Anonymous Monk has asked for the wisdom of the Perl Monks concerning the following question:

Fellow Monks,

A huge bunch of old perl scripts has just arrived on my PC. My Boss wants me to analyse them. Obviously some will be out of date, and some are just not used or called anymore. I don't suppose there is a perl script which can trace through the flow of scripts, reporting on which subroutines are called or not? some kind of user-friendly perl script parser as such.... it would certainly help to save me hours (even days) of tracing through this stuff by hand, and figuring out what's going on.
P.S. no documentation came with this stuff, plus very few worthwhile comments.
P.P.S. the guy who originally did this stuff has left the company, for some time now

Thanks in advance
Jonathan.

Replies are listed 'Best First'.
Re: parsing a load of perl scripts
by Corion (Patriarch) on Oct 13, 2004 at 13:11 UTC

    If all you want, for a start, is a map of which script is called when, and all the scripts are Perl 5 scripts (and not Perl 4!!), then I would write some logging routines and load them into every Perl script via the PERL5OPT=-MMy::Logging::Script environment variable.

    Depending on your specific needs, it might already be enough to do the following:

    export PERL5OPT=-e'BEGIN{local *LOG; open LOG, ">", "$ENV{HOME}/script +log.log; print LOG "$0 started at ". localtime()}'

    This requires no modification to your existing scripts, but it needs to be available in the environment. This means that the scripts that are run through the cron program need to be modified, or you have to modify the crontab calling these scripts.

    I don't know of any call graph generator for Perl, so other than weeding out the scripts that are not immediately called via the shell, this won't be of much help and you'll have to go through the scripts with a fine comb anyway.

Re: parsing a load of perl scripts
by aquarium (Curate) on Oct 13, 2004 at 13:38 UTC
    the perl debugger "perl -d progname.pl" has an option to dump call stack.
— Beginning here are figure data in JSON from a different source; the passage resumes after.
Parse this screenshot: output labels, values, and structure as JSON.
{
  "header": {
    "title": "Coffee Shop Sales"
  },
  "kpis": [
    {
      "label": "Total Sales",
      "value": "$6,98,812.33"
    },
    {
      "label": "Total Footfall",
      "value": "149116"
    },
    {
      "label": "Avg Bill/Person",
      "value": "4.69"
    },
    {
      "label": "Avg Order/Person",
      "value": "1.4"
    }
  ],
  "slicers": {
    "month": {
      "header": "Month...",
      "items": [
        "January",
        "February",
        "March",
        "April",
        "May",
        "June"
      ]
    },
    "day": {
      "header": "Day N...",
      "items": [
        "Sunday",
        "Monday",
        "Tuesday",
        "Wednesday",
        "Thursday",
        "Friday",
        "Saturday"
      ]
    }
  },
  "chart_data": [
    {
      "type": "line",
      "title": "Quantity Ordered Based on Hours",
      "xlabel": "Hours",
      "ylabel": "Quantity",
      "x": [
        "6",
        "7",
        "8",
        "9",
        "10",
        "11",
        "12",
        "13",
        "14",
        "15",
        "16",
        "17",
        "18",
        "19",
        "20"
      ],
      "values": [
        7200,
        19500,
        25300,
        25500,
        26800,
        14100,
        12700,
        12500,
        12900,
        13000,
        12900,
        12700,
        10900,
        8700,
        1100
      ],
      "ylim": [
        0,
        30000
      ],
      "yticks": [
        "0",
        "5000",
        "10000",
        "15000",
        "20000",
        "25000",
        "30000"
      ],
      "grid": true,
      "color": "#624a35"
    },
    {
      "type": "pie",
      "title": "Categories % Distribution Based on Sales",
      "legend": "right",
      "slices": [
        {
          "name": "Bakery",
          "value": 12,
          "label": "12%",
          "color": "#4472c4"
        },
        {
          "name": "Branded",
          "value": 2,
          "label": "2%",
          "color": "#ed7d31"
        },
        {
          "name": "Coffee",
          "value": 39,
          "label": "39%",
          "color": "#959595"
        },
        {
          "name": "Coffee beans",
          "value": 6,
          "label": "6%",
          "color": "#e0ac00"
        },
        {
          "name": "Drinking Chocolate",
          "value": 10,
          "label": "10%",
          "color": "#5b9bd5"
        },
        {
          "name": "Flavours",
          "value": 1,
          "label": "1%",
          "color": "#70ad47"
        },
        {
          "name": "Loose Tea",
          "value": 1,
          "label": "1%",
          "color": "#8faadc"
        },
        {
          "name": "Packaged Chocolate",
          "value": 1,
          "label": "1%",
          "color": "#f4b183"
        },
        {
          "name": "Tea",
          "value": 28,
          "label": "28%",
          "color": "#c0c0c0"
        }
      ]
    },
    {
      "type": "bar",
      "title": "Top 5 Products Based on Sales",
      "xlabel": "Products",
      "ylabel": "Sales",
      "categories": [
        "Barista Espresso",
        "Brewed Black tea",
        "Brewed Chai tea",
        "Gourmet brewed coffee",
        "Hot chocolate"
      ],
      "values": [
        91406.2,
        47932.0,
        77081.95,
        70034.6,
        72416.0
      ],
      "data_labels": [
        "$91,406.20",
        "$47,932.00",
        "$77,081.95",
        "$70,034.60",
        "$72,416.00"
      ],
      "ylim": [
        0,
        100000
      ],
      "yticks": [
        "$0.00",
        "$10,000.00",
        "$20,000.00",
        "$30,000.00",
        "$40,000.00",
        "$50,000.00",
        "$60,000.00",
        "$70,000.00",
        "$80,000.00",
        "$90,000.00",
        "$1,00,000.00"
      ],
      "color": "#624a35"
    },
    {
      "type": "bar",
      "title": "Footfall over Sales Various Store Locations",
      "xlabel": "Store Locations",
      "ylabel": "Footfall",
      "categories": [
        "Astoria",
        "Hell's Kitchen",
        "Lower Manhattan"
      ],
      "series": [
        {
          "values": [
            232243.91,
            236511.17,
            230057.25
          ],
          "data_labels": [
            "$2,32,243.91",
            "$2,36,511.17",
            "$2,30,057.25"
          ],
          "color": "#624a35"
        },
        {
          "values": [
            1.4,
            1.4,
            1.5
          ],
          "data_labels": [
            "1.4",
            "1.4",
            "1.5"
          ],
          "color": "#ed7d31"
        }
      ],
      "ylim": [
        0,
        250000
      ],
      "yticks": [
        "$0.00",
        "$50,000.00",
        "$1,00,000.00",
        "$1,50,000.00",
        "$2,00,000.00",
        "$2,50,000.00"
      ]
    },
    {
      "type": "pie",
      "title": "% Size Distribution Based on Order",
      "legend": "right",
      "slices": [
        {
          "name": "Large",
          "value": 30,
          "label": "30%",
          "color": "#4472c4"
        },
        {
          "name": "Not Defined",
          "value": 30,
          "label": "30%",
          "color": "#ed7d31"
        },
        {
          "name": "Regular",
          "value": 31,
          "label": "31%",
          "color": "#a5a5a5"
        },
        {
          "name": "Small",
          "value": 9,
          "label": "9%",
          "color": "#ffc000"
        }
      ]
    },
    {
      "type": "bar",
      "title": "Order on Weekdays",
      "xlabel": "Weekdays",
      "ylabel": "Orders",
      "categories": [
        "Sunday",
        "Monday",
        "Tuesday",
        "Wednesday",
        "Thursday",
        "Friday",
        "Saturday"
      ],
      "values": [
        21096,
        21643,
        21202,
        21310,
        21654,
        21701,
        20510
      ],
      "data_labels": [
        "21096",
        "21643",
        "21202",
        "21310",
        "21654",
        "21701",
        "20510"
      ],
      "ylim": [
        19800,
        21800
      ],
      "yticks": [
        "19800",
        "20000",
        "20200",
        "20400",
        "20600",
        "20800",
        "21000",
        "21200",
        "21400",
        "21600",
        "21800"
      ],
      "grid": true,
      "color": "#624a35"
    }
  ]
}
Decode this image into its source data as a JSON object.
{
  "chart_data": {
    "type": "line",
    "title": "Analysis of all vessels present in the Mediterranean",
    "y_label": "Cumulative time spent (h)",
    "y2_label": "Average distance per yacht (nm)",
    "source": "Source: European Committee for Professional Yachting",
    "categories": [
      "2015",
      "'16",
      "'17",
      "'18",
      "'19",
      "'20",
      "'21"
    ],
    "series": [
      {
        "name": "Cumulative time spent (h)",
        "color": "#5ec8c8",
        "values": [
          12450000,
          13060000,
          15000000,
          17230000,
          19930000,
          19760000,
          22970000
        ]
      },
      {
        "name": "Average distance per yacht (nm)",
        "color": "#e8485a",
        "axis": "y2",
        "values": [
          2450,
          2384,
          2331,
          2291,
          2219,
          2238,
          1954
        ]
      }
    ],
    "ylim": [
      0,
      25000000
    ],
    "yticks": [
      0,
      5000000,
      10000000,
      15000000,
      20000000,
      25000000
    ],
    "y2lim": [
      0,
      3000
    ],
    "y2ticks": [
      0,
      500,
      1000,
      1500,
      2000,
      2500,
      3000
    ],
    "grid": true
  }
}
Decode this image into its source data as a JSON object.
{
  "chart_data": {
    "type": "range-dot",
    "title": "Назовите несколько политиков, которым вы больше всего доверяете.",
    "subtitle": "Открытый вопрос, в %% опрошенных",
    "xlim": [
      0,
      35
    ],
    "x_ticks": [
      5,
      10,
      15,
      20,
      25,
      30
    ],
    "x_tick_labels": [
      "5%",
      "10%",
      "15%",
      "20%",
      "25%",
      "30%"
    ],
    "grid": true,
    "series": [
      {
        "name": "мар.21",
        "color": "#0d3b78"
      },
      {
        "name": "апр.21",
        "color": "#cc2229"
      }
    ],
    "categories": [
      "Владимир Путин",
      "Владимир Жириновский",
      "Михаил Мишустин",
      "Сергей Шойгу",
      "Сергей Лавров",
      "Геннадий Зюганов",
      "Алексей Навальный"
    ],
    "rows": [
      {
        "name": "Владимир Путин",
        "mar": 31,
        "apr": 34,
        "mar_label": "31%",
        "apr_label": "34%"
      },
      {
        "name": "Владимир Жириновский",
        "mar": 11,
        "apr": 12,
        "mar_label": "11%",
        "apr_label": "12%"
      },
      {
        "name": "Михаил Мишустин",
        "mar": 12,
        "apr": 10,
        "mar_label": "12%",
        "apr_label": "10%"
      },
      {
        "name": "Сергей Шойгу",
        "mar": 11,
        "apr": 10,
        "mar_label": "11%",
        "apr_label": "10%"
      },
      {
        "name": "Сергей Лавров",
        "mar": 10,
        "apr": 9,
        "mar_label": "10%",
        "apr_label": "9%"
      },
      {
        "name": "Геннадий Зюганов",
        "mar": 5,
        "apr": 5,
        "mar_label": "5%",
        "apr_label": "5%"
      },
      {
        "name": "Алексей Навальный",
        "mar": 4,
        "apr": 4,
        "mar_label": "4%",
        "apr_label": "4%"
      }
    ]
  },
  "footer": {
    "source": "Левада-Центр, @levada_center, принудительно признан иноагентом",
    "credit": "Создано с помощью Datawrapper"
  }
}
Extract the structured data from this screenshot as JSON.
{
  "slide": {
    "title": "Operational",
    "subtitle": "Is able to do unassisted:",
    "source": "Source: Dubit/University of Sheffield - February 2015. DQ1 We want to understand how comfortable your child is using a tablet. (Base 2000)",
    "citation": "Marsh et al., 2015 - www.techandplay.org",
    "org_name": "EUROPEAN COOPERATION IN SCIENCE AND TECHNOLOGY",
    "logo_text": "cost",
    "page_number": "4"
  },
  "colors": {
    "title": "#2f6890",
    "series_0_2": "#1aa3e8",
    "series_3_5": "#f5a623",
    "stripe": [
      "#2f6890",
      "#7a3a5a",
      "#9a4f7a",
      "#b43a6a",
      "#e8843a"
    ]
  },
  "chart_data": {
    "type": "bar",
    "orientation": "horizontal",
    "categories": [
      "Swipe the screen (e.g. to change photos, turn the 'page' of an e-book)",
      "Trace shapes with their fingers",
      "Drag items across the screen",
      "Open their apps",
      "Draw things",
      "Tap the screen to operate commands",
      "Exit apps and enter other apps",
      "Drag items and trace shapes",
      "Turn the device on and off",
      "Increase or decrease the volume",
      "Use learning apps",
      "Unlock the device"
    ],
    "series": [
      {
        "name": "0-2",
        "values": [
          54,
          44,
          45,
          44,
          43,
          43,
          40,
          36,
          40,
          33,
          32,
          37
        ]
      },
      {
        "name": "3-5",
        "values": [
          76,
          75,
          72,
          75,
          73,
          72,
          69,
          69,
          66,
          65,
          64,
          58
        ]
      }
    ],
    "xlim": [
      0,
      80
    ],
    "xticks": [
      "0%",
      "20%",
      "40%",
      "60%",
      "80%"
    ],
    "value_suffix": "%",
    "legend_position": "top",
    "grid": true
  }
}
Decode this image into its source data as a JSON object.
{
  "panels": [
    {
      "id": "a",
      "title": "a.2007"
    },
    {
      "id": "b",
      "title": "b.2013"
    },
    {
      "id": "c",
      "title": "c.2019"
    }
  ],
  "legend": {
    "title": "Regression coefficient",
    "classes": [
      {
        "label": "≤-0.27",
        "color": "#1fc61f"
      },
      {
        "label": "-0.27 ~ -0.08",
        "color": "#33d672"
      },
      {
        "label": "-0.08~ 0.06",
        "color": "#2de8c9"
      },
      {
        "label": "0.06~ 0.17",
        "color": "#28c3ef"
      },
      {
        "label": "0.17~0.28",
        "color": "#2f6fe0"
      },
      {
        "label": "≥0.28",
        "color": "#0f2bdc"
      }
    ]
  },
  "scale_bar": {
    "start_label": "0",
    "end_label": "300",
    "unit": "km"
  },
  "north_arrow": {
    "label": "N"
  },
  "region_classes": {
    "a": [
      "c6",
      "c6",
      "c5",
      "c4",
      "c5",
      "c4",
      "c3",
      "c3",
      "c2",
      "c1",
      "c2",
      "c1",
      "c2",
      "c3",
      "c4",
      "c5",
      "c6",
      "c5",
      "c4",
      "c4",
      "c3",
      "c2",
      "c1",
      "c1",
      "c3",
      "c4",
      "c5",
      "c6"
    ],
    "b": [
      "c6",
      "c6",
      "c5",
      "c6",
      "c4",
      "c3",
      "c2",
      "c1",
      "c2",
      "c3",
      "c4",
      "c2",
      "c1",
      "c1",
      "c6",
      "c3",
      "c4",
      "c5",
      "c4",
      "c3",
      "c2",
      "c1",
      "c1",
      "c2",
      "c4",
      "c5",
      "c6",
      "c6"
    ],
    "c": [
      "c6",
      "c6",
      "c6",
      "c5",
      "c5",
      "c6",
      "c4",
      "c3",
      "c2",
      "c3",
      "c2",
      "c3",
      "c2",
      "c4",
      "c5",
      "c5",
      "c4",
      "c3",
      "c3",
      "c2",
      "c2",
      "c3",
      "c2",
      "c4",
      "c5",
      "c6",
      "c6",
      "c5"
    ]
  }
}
Beware though, that some functions may never get called during a particular run, depending on program input. if the code in a program is long, not well documented, and code is not trusted..then you may spend more time looking at code rather than re-writing it. For any program roughly 100 lines or more, it's impossible to keep it all in your head...so when you write/rewrite long code, more than mere comments is needed as documentation. A flow chart is so helpful when reviewing even your own code that you haven't looked at for some time.
Re: parsing a load of perl scripts
by Happy-the-monk (Canon) on Oct 13, 2004 at 14:18 UTC
Re: parsing a load of perl scripts
by Fletch (Bishop) on Oct 13, 2004 at 13:39 UTC
Re: parsing a load of perl scripts
by davido (Cardinal) on Oct 13, 2004 at 15:13 UTC

    The B::Xref module does generate some useful information on subroutine and variable usage. You may even be able to parse its output looking for intersections between scripts.


    Dave

Re: parsing a load of perl scripts
by graff (Chancellor) on Oct 14, 2004 at 01:32 UTC
    If the multiple scripts are supposed to be parts of a single app, I posted a tool here: Tabulate sub defs, sub calls in Perl code, which is somewhat simple-minded but may be useful -- it won't tell you how paths are actually followed (this would normally depend on data or conditions external to the script anyway), but it could at least make it easier to navigate among the various files. If you know of one particular file that is certainly in use, you can see what other files it entails, by virtue of the subs that are called and where they are defined. HTH.